Gilgo Beach Suspect’s Home Held a 279-Weapon Arsenal and a Walk-In Vault
Rex Heuermann, the Long Island architect charged in the Gilgo Beach serial murder case, kept 279 weapons in his rundown home, most of them in a basement vault big enough to walk into, the authorities said on Tuesday.
At a news conference outside Mr. Heuermann’s ranch house, where the authorities have been collecting evidence since the arrest, the Suffolk County district attorney, Raymond A. Tierney, said that his team was wrapping up its search after more than a week of searching and seizing items. Mr.
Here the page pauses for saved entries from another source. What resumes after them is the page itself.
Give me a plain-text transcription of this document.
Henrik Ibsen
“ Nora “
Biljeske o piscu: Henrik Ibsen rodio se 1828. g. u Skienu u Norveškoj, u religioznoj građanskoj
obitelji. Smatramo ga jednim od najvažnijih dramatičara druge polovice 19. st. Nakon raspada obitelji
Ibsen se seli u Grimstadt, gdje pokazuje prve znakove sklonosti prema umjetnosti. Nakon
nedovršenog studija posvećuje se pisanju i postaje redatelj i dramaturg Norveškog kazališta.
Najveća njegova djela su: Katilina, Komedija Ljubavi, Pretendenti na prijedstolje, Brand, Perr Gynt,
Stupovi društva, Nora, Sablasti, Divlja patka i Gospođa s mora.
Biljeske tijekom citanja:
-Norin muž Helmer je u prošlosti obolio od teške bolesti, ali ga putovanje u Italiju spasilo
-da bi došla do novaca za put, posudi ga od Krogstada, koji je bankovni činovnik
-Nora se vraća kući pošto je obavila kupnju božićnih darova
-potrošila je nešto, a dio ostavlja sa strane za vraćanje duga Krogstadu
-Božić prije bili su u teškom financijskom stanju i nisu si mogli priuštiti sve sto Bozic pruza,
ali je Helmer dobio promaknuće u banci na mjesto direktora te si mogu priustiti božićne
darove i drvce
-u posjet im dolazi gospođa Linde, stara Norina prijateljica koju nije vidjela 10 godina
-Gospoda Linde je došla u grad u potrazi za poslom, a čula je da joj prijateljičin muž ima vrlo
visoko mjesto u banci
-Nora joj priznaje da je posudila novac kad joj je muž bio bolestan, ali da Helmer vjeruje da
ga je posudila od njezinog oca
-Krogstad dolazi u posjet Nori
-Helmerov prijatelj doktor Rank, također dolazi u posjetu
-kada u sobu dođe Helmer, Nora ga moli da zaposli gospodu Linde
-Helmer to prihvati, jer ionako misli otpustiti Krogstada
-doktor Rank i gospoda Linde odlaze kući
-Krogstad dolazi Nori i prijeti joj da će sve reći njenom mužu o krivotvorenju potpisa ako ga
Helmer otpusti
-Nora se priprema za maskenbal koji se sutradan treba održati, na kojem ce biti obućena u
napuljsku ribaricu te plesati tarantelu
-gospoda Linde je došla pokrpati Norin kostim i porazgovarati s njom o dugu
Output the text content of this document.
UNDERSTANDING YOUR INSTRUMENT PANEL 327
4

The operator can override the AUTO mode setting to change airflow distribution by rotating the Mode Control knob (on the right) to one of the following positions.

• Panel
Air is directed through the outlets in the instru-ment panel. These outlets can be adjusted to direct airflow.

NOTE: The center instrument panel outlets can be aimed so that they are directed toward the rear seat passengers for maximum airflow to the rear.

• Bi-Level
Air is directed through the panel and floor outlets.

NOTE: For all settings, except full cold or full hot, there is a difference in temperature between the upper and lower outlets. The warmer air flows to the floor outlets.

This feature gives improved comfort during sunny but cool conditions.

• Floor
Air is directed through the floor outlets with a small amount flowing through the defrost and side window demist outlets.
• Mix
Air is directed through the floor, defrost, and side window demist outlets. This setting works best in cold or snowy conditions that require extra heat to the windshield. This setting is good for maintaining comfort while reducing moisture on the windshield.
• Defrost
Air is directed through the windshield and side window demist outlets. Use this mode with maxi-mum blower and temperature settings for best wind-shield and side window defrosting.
Heuermann had lived with his family in the dilapidated one-story house with the unkempt yard on First Avenue in Massapequa Park, N.Y., for years, commuting to his architectural consultancy in Manhattan.
The suspect’s now-estranged wife and two grown children have vacated the premises, and crime scene officials have spent the week digging up the backyard and removing items ranging from large pieces of furniture to small bags of household possessions. As they’ve worked, the house has become something of a tourist attraction for true crime fans and a daily encampment for news crews covering the case.
Mr. Heuermann, 59, was arrested on July 13 and charged in connection with the killings of young women whose bodies were dumped in the thick overgrowth along a stretch of Ocean Parkway along Gilgo Beach on the South Shore of the island. Mr. Heuermann has been charged with killing Amber Lynn Costello, 27; Melissa Barthelemy, 24; and Megan Waterman, 22. He is the prime suspect in the murder of Maureen Brainard-Barnes, 25.